I don’t quite know why this came up so strongly today. But here’s the thing, there’s a mini collective consciousness to this behaviour. My mom and her siblings support and reinforce each other. They have their support system there. What about mine? If certain parts of your thought processes exist on the basis of denying what I feel or putting mine down, what am I to do?

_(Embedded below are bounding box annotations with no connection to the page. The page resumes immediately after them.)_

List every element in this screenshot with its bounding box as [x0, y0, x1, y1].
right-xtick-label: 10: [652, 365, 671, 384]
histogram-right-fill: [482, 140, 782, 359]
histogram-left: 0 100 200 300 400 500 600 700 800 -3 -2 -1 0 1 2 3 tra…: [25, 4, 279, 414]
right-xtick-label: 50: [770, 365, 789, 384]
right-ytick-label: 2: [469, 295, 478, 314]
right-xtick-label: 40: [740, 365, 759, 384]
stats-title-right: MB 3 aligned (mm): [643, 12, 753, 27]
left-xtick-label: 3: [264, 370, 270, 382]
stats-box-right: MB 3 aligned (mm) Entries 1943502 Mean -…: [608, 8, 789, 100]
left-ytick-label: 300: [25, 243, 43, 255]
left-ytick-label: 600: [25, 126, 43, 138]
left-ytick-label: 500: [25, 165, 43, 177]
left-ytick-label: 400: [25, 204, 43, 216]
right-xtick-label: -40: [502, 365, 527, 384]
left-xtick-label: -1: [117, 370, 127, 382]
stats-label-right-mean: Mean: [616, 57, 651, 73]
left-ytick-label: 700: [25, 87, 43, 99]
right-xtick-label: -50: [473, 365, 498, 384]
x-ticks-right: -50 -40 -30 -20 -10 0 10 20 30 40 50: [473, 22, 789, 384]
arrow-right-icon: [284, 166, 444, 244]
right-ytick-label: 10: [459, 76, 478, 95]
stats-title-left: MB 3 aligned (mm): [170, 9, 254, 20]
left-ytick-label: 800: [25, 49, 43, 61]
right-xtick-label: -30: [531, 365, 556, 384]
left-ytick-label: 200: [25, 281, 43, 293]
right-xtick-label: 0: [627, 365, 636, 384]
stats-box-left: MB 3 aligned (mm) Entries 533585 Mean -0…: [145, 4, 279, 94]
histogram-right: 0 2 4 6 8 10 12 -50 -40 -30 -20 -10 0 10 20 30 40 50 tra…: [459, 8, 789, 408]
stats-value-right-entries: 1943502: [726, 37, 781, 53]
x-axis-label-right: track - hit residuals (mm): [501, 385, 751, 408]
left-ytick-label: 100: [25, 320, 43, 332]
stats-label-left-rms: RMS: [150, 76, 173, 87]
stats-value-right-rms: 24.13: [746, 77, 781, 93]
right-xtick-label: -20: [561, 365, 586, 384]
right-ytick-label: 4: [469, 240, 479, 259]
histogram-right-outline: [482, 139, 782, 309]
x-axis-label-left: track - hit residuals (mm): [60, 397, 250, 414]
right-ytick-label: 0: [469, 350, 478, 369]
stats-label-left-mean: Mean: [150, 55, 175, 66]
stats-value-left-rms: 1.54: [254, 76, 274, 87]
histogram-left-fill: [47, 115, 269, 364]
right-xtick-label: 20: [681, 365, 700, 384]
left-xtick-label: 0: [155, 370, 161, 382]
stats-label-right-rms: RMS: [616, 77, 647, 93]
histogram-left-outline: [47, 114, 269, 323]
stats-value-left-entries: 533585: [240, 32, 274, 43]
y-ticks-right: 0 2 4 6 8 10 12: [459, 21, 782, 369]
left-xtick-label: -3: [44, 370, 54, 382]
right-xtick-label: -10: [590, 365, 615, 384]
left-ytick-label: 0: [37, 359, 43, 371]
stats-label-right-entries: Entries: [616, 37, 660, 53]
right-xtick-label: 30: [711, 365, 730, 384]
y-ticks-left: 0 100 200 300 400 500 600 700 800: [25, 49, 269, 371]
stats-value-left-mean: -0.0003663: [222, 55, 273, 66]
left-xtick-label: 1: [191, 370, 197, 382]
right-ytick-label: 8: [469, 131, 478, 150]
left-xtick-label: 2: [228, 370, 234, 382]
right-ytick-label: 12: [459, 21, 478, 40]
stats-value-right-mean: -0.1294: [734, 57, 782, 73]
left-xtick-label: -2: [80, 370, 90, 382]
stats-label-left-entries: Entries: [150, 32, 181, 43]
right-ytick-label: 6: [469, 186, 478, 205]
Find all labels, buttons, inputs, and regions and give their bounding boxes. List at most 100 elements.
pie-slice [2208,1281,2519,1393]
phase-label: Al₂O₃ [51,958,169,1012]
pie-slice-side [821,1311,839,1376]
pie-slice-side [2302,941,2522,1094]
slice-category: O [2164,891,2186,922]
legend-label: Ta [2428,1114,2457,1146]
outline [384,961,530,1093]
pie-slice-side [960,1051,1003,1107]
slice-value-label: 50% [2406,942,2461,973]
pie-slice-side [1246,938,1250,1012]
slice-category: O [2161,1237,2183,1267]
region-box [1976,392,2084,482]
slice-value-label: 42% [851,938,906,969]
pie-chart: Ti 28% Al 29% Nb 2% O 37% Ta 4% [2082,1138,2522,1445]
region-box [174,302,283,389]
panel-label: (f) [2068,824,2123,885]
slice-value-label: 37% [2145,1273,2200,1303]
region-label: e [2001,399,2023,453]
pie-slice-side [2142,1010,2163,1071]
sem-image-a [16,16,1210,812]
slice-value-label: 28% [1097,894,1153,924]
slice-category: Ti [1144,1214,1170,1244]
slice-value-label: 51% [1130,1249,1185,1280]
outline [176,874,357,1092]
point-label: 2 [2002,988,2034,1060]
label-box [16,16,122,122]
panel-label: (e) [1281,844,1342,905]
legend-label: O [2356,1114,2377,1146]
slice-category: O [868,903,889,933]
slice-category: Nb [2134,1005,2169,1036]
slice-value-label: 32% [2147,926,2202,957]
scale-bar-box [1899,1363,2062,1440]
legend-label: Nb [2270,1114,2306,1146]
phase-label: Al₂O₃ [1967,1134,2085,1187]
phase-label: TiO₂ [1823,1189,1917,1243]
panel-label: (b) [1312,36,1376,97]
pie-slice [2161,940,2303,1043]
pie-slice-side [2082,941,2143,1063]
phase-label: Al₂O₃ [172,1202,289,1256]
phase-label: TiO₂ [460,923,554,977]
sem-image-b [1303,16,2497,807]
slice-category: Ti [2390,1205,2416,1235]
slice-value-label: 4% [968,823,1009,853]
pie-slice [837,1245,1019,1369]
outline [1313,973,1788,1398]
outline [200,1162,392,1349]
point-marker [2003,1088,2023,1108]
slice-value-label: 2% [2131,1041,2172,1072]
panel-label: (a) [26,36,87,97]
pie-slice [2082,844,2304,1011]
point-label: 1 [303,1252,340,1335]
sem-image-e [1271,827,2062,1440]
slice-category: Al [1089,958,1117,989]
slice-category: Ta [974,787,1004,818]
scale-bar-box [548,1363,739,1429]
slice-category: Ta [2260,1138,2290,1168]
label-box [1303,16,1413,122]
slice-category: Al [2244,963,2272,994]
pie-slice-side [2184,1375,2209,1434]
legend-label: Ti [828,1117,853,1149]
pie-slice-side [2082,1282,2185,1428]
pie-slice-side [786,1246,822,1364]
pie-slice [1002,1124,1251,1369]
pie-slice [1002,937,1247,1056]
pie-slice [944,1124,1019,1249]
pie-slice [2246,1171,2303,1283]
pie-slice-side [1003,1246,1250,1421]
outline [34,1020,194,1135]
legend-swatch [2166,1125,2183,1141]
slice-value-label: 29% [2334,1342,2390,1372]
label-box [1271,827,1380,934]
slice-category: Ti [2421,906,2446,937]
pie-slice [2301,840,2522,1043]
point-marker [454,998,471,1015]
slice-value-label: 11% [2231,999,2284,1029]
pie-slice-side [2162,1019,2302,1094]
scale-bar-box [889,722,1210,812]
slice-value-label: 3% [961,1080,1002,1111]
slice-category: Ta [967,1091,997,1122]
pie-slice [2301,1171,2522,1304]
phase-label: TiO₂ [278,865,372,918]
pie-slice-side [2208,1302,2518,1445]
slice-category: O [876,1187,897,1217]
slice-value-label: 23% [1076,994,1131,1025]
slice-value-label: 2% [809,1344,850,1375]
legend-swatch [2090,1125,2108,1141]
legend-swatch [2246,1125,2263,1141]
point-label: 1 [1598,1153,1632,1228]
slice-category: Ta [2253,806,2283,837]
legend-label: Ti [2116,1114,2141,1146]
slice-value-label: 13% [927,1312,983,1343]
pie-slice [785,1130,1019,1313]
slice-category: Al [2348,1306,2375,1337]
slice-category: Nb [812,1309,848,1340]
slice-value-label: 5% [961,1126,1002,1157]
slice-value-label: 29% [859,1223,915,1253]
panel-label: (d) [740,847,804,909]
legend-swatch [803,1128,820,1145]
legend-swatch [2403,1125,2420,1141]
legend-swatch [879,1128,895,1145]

There are casual remarks that are made in passing but are nonetheless gossipy or negative or hurtful. And in the family, I don’t have the space to have a conversation about it. I realise that my communication is stunted, at least with respect to this. In my communication with my parents I seem to be only able to say things that are accepted in the family — because saying anything otherwise meant I was in the wrong. But as an adult I can say it now, still not to them though, because some child like part of myself yearns for parental approval. I’ve let go of that need for approval and acceptance… but I think I’m past that space where I cut off parts of myself to fit in to spaces.